The Missouri Senate this week unanimously passed a bill that aims to restrict donations from campaign funds of legislators who become lobbyists.
"It's more about what you can do - if you decide to become a lobbyist - what you can do with your campaign funds," Senate Floor Leader Mike Kehoe, R-Jefferson City, told reporters late Thursday afternoon. "As you hear me say all the time, when you talk about ethics bills, it's a lot about what passes and what doesn't pass the smell test.
"And, you know, the ability to go into lobbying and then have a campaign account that's active that you can use to dish out to people, is just not right."
The bill approved Thursday limits the ways in which money in a campaign committee can be invested and bans elected officials from holding on to their campaign money if they become lobbyists.

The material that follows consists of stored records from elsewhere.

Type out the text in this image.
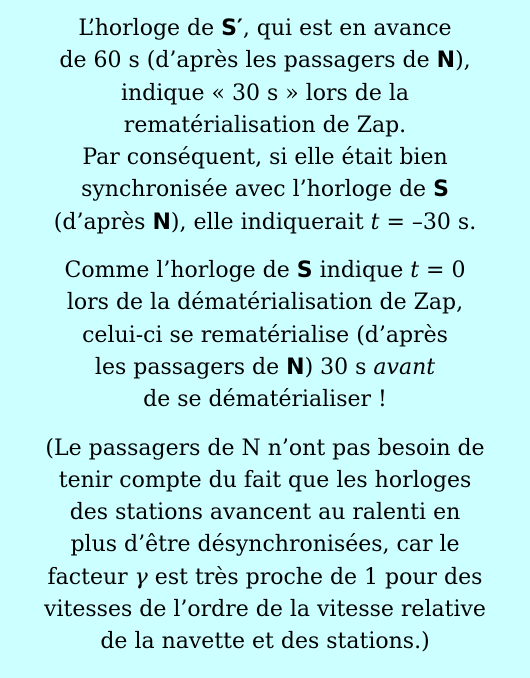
L’horloge de S′, qui est en avance
de 60 s (d’après les passagers de N),
indique « 30 s » lors de la
rematérialisation de Zap.
Par conséquent, si elle était bien
synchronisée avec l’horloge de S
(d’après N), elle indiquerait t = –30 s.
Comme l’horloge de S indique t = 0
lors de la dématérialisation de Zap,
celui-ci se rematérialise (d’après
les passagers de N) 30 s avant
de se dématérialiser !
(Le passagers de N n’ont pas besoin de
tenir compte du fait que les horloges
des stations avancent au ralenti en
plus d’être désynchronisées, car le
facteur γ est très proche de 1 pour des
vitesses de l’ordre de la vitesse relative
de la navette et des stations.)
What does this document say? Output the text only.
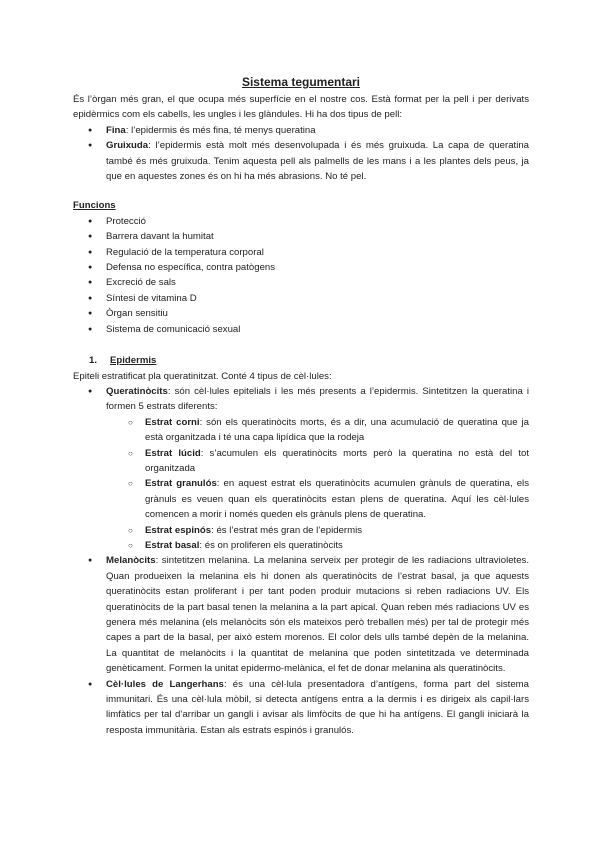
Sistema tegumentari

És l’òrgan més gran, el que ocupa més superfície en el nostre cos. Està format per la pell i per derivats epidèrmics com els cabells, les ungles i les glàndules. Hi ha dos tipus de pell:

● Fina: l’epidermis és més fina, té menys queratina
● Gruixuda: l’epidermis està molt més desenvolupada i és més gruixuda. La capa de queratina també és més gruixuda. Tenim aquesta pell als palmells de les mans i a les plantes dels peus, ja que en aquestes zones és on hi ha més abrasions. No té pel.
Funcions
● Protecció
● Barrera davant la humitat
● Regulació de la temperatura corporal
● Defensa no específica, contra patògens
● Excreció de sals
● Síntesi de vitamina D
● Òrgan sensitiu
● Sistema de comunicació sexual
1. Epidermis

Epiteli estratificat pla queratinitzat. Conté 4 tipus de cèl·lules:

● Queratinòcits: són cèl·lules epitelials i les més presents a l’epidermis. Sintetitzen la queratina i formen 5 estrats diferents:
○ Estrat corni: són els queratinòcits morts, és a dir, una acumulació de queratina que ja està organitzada i té una capa lipídica que la rodeja
○ Estrat lúcid: s’acumulen els queratinòcits morts però la queratina no està del tot organitzada
○ Estrat granulós: en aquest estrat els queratinòcits acumulen grànuls de queratina, els grànuls es veuen quan els queratinòcits estan plens de queratina. Aquí les cèl·lules comencen a morir i només queden els grànuls plens de queratina.
○ Estrat espinós: és l’estrat més gran de l’epidermis
○ Estrat basal: és on proliferen els queratinòcits
● Melanòcits: sintetitzen melanina. La melanina serveix per protegir de les radiacions ultravioletes. Quan produeixen la melanina els hi donen als queratinòcits de l’estrat basal, ja que aquests queratinòcits estan proliferant i per tant poden produir mutacions si reben radiacions UV. Els queratinòcits de la part basal tenen la melanina a la part apical. Quan reben més radiacions UV es genera més melanina (els melanòcits són els mateixos però treballen més) per tal de protegir més capes a part de la basal, per això estem morenos. El color dels ulls també depèn de la melanina. La quantitat de melanòcits i la quantitat de melanina que poden sintetitzada ve determinada genèticament. Formen la unitat epidermo-melànica, el fet de donar melanina als queratinòcits.
● Cèl·lules de Langerhans: és una cèl·lula presentadora d’antígens, forma part del sistema immunitari. És una cèl·lula mòbil, si detecta antígens entra a la dermis i es dirigeix als capil·lars limfàtics per tal d’arribar un gangli i avisar als limfòcits de que hi ha antígens. El gangli iniciarà la resposta immunitària. Estan als estrats espinós i granulós.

If the bill becomes law, elected officials would have to dissolve their campaign committee when they register as a lobbyist with the Missouri Ethics Commission.
The Senate's vote Thursday was on a bill the House passed in January, which was sponsored by Rep. Jay Barnes, R-Jefferson City.

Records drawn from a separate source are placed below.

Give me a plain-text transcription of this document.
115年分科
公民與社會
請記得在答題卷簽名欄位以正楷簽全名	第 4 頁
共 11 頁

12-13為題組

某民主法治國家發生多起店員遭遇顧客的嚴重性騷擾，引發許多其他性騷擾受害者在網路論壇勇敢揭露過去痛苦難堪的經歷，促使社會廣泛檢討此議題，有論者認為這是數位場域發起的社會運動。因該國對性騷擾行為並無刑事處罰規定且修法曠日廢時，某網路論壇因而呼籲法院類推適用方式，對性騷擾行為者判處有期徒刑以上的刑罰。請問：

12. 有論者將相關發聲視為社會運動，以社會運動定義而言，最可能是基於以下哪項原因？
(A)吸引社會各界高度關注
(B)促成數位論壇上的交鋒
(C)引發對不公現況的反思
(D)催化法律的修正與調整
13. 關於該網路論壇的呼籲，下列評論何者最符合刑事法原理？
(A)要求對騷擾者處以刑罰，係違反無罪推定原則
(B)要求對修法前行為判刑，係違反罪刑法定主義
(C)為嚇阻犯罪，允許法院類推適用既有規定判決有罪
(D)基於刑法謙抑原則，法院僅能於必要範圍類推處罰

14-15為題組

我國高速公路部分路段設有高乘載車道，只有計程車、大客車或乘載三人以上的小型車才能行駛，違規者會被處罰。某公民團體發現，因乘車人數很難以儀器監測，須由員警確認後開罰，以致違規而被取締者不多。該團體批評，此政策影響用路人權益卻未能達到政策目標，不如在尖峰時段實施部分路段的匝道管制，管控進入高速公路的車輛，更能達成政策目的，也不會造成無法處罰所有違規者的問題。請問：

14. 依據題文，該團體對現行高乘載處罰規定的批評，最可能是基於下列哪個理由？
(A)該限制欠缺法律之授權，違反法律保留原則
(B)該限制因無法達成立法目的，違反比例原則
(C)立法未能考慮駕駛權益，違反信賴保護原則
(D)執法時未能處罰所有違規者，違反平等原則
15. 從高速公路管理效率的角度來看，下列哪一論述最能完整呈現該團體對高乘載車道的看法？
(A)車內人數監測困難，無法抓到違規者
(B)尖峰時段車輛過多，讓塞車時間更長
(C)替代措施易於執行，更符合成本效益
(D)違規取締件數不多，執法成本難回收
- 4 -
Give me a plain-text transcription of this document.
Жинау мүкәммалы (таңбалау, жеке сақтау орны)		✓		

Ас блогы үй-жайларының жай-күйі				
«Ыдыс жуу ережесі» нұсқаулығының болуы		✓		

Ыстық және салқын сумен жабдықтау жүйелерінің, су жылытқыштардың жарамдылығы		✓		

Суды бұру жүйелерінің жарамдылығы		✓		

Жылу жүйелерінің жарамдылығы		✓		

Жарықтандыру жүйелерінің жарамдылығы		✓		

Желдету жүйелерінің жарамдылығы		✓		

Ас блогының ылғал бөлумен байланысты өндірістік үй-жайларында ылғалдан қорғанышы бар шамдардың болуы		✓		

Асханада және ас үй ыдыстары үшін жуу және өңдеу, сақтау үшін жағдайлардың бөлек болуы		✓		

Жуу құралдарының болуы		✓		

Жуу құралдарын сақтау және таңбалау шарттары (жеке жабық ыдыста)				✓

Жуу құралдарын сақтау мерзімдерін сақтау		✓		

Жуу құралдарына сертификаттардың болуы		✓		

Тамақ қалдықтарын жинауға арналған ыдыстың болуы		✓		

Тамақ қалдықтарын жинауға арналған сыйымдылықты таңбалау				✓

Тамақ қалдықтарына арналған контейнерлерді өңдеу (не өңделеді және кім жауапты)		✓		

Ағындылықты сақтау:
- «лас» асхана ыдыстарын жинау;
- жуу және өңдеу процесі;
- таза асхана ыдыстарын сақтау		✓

The Senate's changes sent the measure back to the House, which either can pass it with the Senate's changes or ask for a conference committee to negotiate a compromise between the two versions.
"My assumption is that bill would go to conference, but I can't guarantee that," Kehoe said. "That's what the process is about.
"We're going to work together to see what we can work through with both bodies and see what we can get to the governor's desk."
Barnes told the News Tribune on Friday afternoon: "As with every ethics bill, I remain optimistic that we will be able to pass meaningful ethics reform.
"The House has shown it is serious about the topic, and I know Sen. Kehoe is serious about it as well.
"It is a sign of great progress that we already have several of these bills in conference committees."
Under the Senate-passed version of the bill, any money the lawmakers-turned-lobbyists have when they become a lobbyist would have to be given to charity, returned to donors or donated to a political party organization.
Kehoe has talked a lot about making campaign donations more transparent.
He said this week that giving the money to a party committee keeps that transparency.
"The political party committee obviously discloses what it does with its funds," he explained, "so, it's still part of the transparency process."
Sen. Kurt Schaefer, R-Columbia, passed an amendment requiring political nonprofits run by a candidate's staff or spouse to disclose their donors.
The bill was proposed after an incident in which then-Missouri House Speaker Steve Tilley, R-Perryville, resigned from office in 2012 to become a lobbyist and political consultant.
At that time, he still had more than $1 million in campaign funds, most of which he invested in a band in his hometown.
Over the years, Tilley has donated funds to various Missouri legislators, some of whom have hired him as a campaign consultant.
The Associated Press reported the Kansas City Star couldn't reach Tilley for a comment.